On asymptotic stability of noncharacteristic viscous boundary layers

TL;DR

This paper proves the long-time stability of a broader class of multi-dimensional noncharacteristic viscous boundary layers in hyperbolic-parabolic systems, including some MHD layers, by improving previous methods and assumptions.

Contribution

It extends stability results to more systems and dimensions, and removes a technical assumption on the glancing set, using Kreiss' symmetrizers for low-frequency estimates.

Findings

Stability established for larger class of systems in dimensions d≥2.

Applicable to certain magnetohydrodynamics (MHD) layers.

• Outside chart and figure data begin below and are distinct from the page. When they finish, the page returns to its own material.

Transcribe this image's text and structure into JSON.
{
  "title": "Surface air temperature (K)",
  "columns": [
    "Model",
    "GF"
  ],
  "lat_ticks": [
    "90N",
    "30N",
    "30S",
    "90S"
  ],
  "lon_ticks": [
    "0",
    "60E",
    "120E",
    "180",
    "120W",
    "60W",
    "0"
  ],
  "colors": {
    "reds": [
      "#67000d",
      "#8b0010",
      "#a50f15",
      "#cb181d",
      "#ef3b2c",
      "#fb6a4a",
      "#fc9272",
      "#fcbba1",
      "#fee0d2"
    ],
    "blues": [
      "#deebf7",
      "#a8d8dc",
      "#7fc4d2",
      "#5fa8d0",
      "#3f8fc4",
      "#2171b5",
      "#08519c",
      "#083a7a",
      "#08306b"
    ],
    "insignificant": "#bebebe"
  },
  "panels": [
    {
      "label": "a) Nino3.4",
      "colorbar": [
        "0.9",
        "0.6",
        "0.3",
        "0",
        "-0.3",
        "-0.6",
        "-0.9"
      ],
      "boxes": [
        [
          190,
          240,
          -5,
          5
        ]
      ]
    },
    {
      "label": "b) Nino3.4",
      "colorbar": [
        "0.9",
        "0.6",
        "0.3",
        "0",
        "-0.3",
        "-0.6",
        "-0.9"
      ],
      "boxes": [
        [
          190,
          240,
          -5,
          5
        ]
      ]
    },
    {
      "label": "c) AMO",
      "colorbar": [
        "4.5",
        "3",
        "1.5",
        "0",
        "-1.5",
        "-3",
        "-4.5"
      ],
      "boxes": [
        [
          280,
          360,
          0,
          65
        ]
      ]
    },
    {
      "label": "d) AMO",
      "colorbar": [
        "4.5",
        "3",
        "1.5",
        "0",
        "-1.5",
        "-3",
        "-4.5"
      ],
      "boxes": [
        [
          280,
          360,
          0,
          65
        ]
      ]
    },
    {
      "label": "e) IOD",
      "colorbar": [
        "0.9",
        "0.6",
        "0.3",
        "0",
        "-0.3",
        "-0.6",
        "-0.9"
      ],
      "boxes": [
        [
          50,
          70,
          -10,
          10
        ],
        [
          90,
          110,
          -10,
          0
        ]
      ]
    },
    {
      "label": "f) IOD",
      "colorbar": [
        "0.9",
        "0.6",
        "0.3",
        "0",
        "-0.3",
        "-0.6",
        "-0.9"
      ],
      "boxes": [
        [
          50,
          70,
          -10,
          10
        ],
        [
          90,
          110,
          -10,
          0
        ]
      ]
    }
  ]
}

Introduced a new proof technique for low-frequency estimates.

Abstract

We extend our recent work with K. Zumbrun on long-time stability of multi-dimensional noncharacteristic viscous boundary layers of a class of symmetrizable hyperbolic-parabolic systems. Our main improvements are (i) to establish the stability for a larger class of systems in dimensions $d\ge 2$, yielding the result for certain magnetohydrodynamics (MHD) layers; (ii) to drop a technical assumption on the so--called glancing set which was required in previous works. We also provide a different proof of low-frequency estimates by employing the method of Kreiss' symmetrizers, replacing the one relying on detailed derivation of pointwise bounds on the resolvent kernel.